And so it went on from one drunken disaster to the next
And so it went on from one drunken disaster to the next. I’d always managed to be pretty conscientious at school but years of hard study were ruined in a weekend away on a geography field trip to Snowdonia. My friend Kat and I stocked up with gin and vodka, not to mention the 200 cigarettes, for the lengthy coach trip between Yorkshire and Wales.
You know how boring coach journeys can be? Well, to pass the time we swigged back the booze, passing the bottle around to our schoolmates and our newfound friends from two other schools who, like us, found themselves on a bus to nowhere all in the name of education.
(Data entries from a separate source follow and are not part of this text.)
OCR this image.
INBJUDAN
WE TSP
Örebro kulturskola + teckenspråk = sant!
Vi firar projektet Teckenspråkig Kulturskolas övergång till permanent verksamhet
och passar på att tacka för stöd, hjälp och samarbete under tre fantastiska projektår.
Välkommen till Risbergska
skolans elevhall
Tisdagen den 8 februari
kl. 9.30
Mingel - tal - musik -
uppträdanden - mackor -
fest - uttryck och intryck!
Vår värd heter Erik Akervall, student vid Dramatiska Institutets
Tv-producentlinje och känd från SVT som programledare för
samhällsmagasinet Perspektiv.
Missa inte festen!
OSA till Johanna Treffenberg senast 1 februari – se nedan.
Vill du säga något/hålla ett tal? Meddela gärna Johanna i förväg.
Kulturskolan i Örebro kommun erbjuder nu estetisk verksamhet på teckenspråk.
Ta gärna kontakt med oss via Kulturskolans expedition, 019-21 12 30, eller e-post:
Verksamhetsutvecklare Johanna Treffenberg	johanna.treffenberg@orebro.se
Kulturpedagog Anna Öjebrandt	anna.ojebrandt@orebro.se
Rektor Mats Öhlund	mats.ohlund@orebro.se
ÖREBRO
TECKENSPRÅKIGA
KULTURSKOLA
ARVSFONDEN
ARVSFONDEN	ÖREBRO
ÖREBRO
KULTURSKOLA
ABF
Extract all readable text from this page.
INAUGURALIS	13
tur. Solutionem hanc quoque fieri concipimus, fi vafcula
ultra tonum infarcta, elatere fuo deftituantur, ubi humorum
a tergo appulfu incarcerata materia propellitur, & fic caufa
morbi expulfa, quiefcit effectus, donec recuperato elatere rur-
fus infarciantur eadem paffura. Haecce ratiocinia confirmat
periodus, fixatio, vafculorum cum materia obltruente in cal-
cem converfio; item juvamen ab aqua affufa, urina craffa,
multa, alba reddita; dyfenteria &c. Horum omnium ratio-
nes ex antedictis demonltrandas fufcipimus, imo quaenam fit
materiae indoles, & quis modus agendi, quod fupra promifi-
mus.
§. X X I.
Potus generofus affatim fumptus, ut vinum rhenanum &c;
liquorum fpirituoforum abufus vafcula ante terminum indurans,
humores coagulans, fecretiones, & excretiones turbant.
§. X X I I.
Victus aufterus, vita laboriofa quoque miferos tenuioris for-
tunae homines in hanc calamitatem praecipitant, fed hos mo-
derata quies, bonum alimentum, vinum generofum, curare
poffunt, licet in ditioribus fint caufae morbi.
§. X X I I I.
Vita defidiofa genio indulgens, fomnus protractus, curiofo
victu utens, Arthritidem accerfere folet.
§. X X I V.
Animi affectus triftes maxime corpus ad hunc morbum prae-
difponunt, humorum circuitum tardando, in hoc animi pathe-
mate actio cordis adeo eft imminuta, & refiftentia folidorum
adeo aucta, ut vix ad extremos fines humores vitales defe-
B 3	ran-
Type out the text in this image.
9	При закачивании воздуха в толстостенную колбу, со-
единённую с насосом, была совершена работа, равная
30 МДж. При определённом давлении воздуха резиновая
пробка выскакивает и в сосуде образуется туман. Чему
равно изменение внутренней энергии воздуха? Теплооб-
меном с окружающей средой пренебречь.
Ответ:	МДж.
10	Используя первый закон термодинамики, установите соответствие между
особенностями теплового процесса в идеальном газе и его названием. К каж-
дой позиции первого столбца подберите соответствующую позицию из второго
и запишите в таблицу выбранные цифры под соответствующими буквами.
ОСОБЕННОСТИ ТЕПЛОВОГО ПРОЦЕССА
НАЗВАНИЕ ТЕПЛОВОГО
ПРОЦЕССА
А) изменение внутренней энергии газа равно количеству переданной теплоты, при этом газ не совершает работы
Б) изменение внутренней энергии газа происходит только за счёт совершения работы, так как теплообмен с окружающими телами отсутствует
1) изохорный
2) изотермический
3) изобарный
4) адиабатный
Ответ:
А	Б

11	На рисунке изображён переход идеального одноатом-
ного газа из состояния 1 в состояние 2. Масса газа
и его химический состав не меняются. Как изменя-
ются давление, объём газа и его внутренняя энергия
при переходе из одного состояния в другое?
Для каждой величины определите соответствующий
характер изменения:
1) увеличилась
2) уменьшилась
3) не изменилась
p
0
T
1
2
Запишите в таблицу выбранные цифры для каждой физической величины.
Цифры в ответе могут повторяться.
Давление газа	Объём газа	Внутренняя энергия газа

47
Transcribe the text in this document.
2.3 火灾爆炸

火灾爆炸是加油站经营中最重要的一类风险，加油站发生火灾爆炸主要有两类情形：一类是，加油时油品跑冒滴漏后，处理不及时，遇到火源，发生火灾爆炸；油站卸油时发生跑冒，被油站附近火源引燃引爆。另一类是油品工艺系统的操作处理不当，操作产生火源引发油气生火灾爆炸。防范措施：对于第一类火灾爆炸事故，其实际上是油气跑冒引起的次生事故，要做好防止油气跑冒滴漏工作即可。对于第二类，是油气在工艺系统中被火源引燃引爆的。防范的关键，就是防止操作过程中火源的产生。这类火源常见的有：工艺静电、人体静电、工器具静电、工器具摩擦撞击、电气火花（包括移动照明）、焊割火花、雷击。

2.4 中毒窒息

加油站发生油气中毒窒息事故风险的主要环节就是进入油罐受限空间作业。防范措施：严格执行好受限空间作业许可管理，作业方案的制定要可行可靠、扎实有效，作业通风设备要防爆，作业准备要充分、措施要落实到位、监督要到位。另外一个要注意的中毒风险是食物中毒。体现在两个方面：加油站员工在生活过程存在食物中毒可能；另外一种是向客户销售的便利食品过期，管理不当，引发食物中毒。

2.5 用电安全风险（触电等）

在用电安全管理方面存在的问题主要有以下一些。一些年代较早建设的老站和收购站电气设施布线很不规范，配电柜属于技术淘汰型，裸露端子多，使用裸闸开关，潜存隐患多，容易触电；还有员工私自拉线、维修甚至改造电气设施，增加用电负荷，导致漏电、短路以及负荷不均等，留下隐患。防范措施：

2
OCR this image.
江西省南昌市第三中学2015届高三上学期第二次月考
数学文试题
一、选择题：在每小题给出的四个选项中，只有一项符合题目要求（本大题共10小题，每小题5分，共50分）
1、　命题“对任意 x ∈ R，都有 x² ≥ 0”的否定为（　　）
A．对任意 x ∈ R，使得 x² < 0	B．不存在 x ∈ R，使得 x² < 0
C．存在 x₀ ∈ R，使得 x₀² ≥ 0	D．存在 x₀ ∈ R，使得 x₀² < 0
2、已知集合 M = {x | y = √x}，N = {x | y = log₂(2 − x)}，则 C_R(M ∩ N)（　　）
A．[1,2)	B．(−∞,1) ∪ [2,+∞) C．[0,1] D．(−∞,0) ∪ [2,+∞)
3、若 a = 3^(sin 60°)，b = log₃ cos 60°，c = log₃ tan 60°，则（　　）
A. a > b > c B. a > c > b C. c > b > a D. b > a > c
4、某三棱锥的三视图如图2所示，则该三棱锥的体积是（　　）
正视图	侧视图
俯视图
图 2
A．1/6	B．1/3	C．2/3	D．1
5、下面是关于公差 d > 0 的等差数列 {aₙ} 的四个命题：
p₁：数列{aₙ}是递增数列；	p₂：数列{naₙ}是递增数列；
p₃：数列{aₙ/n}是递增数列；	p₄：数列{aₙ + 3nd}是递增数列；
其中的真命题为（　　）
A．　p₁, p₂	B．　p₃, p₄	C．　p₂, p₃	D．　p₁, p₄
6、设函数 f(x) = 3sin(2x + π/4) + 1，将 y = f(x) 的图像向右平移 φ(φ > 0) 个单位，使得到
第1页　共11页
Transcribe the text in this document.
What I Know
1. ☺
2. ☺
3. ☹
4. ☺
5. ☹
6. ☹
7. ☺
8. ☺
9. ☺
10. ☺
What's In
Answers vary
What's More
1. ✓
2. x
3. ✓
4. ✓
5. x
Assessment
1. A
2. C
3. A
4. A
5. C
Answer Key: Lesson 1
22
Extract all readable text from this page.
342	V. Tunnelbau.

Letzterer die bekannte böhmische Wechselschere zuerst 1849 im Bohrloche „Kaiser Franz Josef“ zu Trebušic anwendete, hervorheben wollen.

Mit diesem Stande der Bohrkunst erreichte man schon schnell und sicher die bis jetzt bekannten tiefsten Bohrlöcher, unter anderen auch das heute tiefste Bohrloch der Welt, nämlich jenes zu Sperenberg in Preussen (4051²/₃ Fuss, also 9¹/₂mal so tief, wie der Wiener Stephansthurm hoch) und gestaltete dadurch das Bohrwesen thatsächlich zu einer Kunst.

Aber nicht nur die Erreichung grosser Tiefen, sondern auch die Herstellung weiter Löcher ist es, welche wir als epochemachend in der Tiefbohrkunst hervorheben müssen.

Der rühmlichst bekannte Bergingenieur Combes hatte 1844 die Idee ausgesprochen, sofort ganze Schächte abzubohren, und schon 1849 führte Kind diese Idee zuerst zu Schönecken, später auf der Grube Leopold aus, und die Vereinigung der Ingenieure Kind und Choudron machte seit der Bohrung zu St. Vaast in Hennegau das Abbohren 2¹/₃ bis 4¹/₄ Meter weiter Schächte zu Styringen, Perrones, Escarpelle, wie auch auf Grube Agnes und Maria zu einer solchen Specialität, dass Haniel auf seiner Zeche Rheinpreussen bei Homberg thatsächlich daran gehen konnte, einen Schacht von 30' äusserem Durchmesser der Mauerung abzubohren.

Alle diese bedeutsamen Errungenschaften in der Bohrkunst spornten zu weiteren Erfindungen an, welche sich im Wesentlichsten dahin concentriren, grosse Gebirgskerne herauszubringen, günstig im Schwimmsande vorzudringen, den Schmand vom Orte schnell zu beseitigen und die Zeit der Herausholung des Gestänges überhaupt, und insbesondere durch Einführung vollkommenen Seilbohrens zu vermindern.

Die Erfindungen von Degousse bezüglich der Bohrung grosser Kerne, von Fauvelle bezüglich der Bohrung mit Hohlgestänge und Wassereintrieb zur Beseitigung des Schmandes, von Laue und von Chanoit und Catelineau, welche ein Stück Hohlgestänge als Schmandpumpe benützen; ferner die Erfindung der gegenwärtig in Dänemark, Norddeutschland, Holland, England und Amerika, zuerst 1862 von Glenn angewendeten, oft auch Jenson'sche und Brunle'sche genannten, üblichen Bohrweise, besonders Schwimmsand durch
By the time we got to our grotty hostel we were plastered. Events deteriorated. By that night we had systematically destroyed our bedroom for fun, pulling apart towel rails, dismantling curtain poles and breaking bedside tables in half. We leant out of the window and jeered at the local yobs in our gingham nighties and persuaded them to go in and visit our geography teacher. Which they did -and she called the police and they were taken away on assault charges.
The next day we were meant to stagger up Snowdonia as part of our geography ‘O’ level course. The only thing I succeeded in doing was getting hopelessly lost and the bus back to the grim hostel was held up while everyone waited for me. I’ve now ruled out orienteering as a possible hobby.